Published in final edited form as: J Am Geriatr Soc. 2017 Aug 16;65(10):2322–2328. doi: 10.1111/jgs.15015

Table 1.

Connect-Home: Transitional Care in Skilled Nursing Facilities

Transitional Care in 4 Steps
Step 1 Complete a Transition Plan of Care (TPOC) by day 15–17 (of 20 day stay)
Use the TPOC to organize rehabilitation, medical follow-up, caregiver supports, medication instructions, and other self-care activities at home.
Step 2 Convene a care plan meeting by day 8–10 (of 20 day stay)
Set priorities, review the TPOC, and educate the patient and primary caregiver.
Step 3 Implement the transition plan by day 17 (of 20 day stay)
  • Teach the patient and caregiver the TPOC

  • Reconcile the final medication orders and the patient’s discharge medication list

  • Schedule follow-up appointments

  • On the day of discharge

    • Teach the patient and caregiver the written TPOC

    • Fax medical records to the community provider.

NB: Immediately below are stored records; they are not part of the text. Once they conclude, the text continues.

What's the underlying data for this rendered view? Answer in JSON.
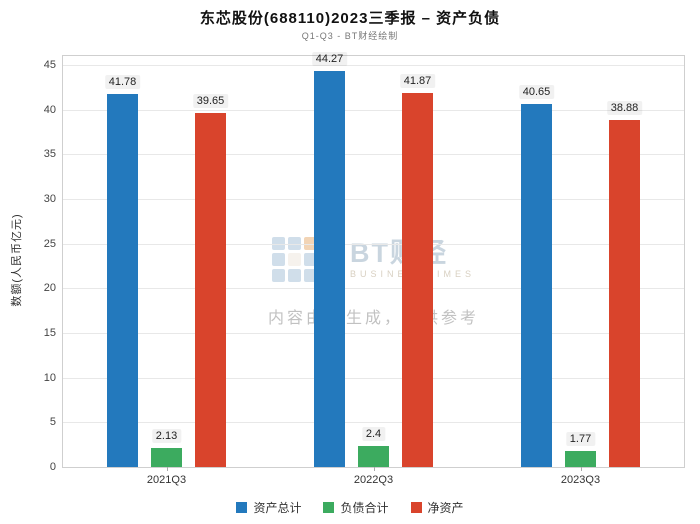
{
  "title": "东芯股份(688110)2023三季报 – 资产负债",
  "subtitle": "Q1-Q3 - BT财经绘制",
  "watermark": {
    "logo_name": "BT财经",
    "logo_sub": "BUSINESSTIMES",
    "disclaimer": "内容由AI生成，仅供参考"
  },
  "chart_data": {
    "type": "bar",
    "title": "东芯股份(688110)2023三季报 – 资产负债",
    "subtitle": "Q1-Q3 - BT财经绘制",
    "xlabel": "",
    "ylabel": "数额(人民币亿元)",
    "categories": [
      "2021Q3",
      "2022Q3",
      "2023Q3"
    ],
    "series": [
      {
        "name": "资产总计",
        "color": "#2379bd",
        "values": [
          41.78,
          44.27,
          40.65
        ]
      },
      {
        "name": "负债合计",
        "color": "#3cab5f",
        "values": [
          2.13,
          2.4,
          1.77
        ]
      },
      {
        "name": "净资产",
        "color": "#d9442c",
        "values": [
          39.65,
          41.87,
          38.88
        ]
      }
    ],
    "ylim": [
      0,
      45
    ],
    "yticks": [
      0,
      5,
      10,
      15,
      20,
      25,
      30,
      35,
      40,
      45
    ],
    "grid": true,
    "legend_position": "bottom",
    "colors": {
      "grid": "#e8e8e8",
      "axis_border": "#cfcfcf",
      "tick_text": "#444444"
    }
  }
}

Step 4 Call the patient or caregiver at home within 72 hours of discharge
Review the TPOC, triage medical questions, and confirm home and primary care activities.

Tools, Training and Technical Assistance to Implement Connect-Home

Tools Tools on paper and in the electronic medical record to create a TPOC and home medication list
Training 4 hours of face to face training with nurses, rehabilitation therapists, social workers, and others; training includes transitional care roles and responsibilities and details the 4-step process
Audit Interviews with SNF staff and patient chart audits to assess adherence to study procedures.
Feedback In person dialogue with individual staff to discuss performance and identify strategies for refining implementation.